Peck discovered the play at the Edinburgh Festival Fringe in Scotland last year. “It moved me,” he said. “I usually watch a play as an actor/director, aware of what is being done, but I was totally absorbed by this play, couldn’t get it out of my head. It consists of small moments of interaction between three couples at different stages of life. It looks at the common need to love and be nourished by love. Love is a need that can make us sick or whole, spiritually and physically. As one character says, ‘Love is milk.’
“I found the play to be funny, touching, uplifting, challenging and thought-provoking … relatable to so many different people. While the work of a Scottish playwright, the ideas are universal. I sought out the playwright to get the rights to premiere it in the United States.”
Winn was also taken by the play when he read it. “Milk looks at love from so many angles; love is about light and darkness, it can be redemptive or destructive. It is about how it applies to our lives; how we strike a balance … there is always that sense of menace. Love is the thing that can be everything or can be an anchor. Milk is about connections and fighting to break through to each other; sometimes we have to decide whether to suffer together or in isolation.
“The theme of connection is central to us as a theater company,” Winn adds. “It is the role of theater.”
Peck will direct the play and Winn is part of the six-member cast that also includes Alana Arco and Aidan Meachem of Ridgefield, Melody James and Alexandra Perlwitz of Westport, and Cyrus Newitt of North Salem.
The play will be familiar to some area residents.
“We did a reading at the Ridgefield Library last summer as first test, to see if there was an appetite for what we wanted to bring to the town, and held a talkback afterward; 90 percent of the participants said they were likely to recommend the play to a friend,” said Peck. “Then we were honored to be invited to give a reading at the Chekhov International Theatre Festival last September and there wasn’t a dry eye in the house, which confirmed our sense of it being a very special play,” noted Peck.
Peck and Winn met as students at the University of Southern California and have remained friends since. Aside a love for theater, the men share a lot of similar interests and both became fathers of daughters on the same day in 2010.
Winn came to the East Coast first, moving to Carmel, N.Y., working as an art director. When Peck received the offer to be director of theater arts at St. Luke’s School in New Canaan, he asked Winn to check out a couple of communities for him, including Ridgefield.

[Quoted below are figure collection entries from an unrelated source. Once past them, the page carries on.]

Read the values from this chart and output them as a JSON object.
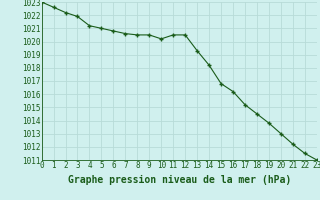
{
  "x": [
    0,
    1,
    2,
    3,
    4,
    5,
    6,
    7,
    8,
    9,
    10,
    11,
    12,
    13,
    14,
    15,
    16,
    17,
    18,
    19,
    20,
    21,
    22,
    23
  ],
  "y": [
    1023.0,
    1022.6,
    1022.2,
    1021.9,
    1021.2,
    1021.0,
    1020.8,
    1020.6,
    1020.5,
    1020.5,
    1020.2,
    1020.5,
    1020.5,
    1019.3,
    1018.2,
    1016.8,
    1016.2,
    1015.2,
    1014.5,
    1013.8,
    1013.0,
    1012.2,
    1011.5,
    1011.0
  ],
  "line_color": "#1a5c1a",
  "marker": "+",
  "marker_size": 3,
  "marker_edge_width": 1.0,
  "bg_color": "#d0f0ee",
  "grid_color": "#b8dbd8",
  "title": "Graphe pression niveau de la mer (hPa)",
  "ylim_min": 1011,
  "ylim_max": 1023,
  "xlim_min": 0,
  "xlim_max": 23,
  "ytick_step": 1,
  "xtick_labels": [
    "0",
    "1",
    "2",
    "3",
    "4",
    "5",
    "6",
    "7",
    "8",
    "9",
    "10",
    "11",
    "12",
    "13",
    "14",
    "15",
    "16",
    "17",
    "18",
    "19",
    "20",
    "21",
    "22",
    "23"
  ],
  "title_fontsize": 7.0,
  "tick_fontsize": 5.5,
  "line_width": 0.8
}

As the men talked about their theater interests, Winn related, “Jason asked if I wanted to collaborate on something. I responded, ‘I thought you’d never ask!’ I’ve been hungry to get back into the theater in some way, so we bounced ideas off each other. We both have a passion for new work, and decided to focus in that area. There is an energy out there for new work; a groundswell for new ideas, and playwrights who want their stories to be told.”
Researching theater in the area, they learned while there is much community theater in Fairfield and Westchester Counties, the Westport Playhouse is the area’s only professional theater. They believed Ridgefield would support their vision of a professional theater company for new works.
“The arts ecosystem is strong here, with lots of different spices; every time we collaborate with someone, it’s a great experience,” said Winn. “We believe the development of new work gives voice to the community where the work is developed. In involving the community in developing something new, to create something from nothing and put it out into the world, the voice of Ridgefield will come through.” They welcome queries from playwrights.
Peck added, “We are gratefully in debt to our Ridgefield angels — about a dozen core members of the local artistic community — for embracing and enabling our vision. Daniela Sikora of the Ridgefield Chorale was behind us from day one and is providing rehearsal space and the risers for our performances. Amy Piantaggini of the Ridgefield Conservatory of Dance welcomed us to present the premiere in one of her studios. When set up, it will make a great black box stage. Lesley Lambton of the Ridgefield Library, Hilary Aronow and Alison Greeley of the Ridgefield Arts Council, Abby Walker and Jeffery Albanesi, of the Chekhov International Theatre Festival, Katie Tomlinson and Daniel C. Levine, ACT of Connecticut, and Allison Stockel, Suzanne Brennan and Julie Paltauf of Ridgefield Playhouse, have all lent their support in meaningful ways.”
Milk will be presented at Ridgefield Conservatory of Dance, 444 Main Street, weekends July 14-30; Friday and Saturday nights at 8, Sunday matinee at 2. The play is an hour, 45 minutes and will be presented without an intermission.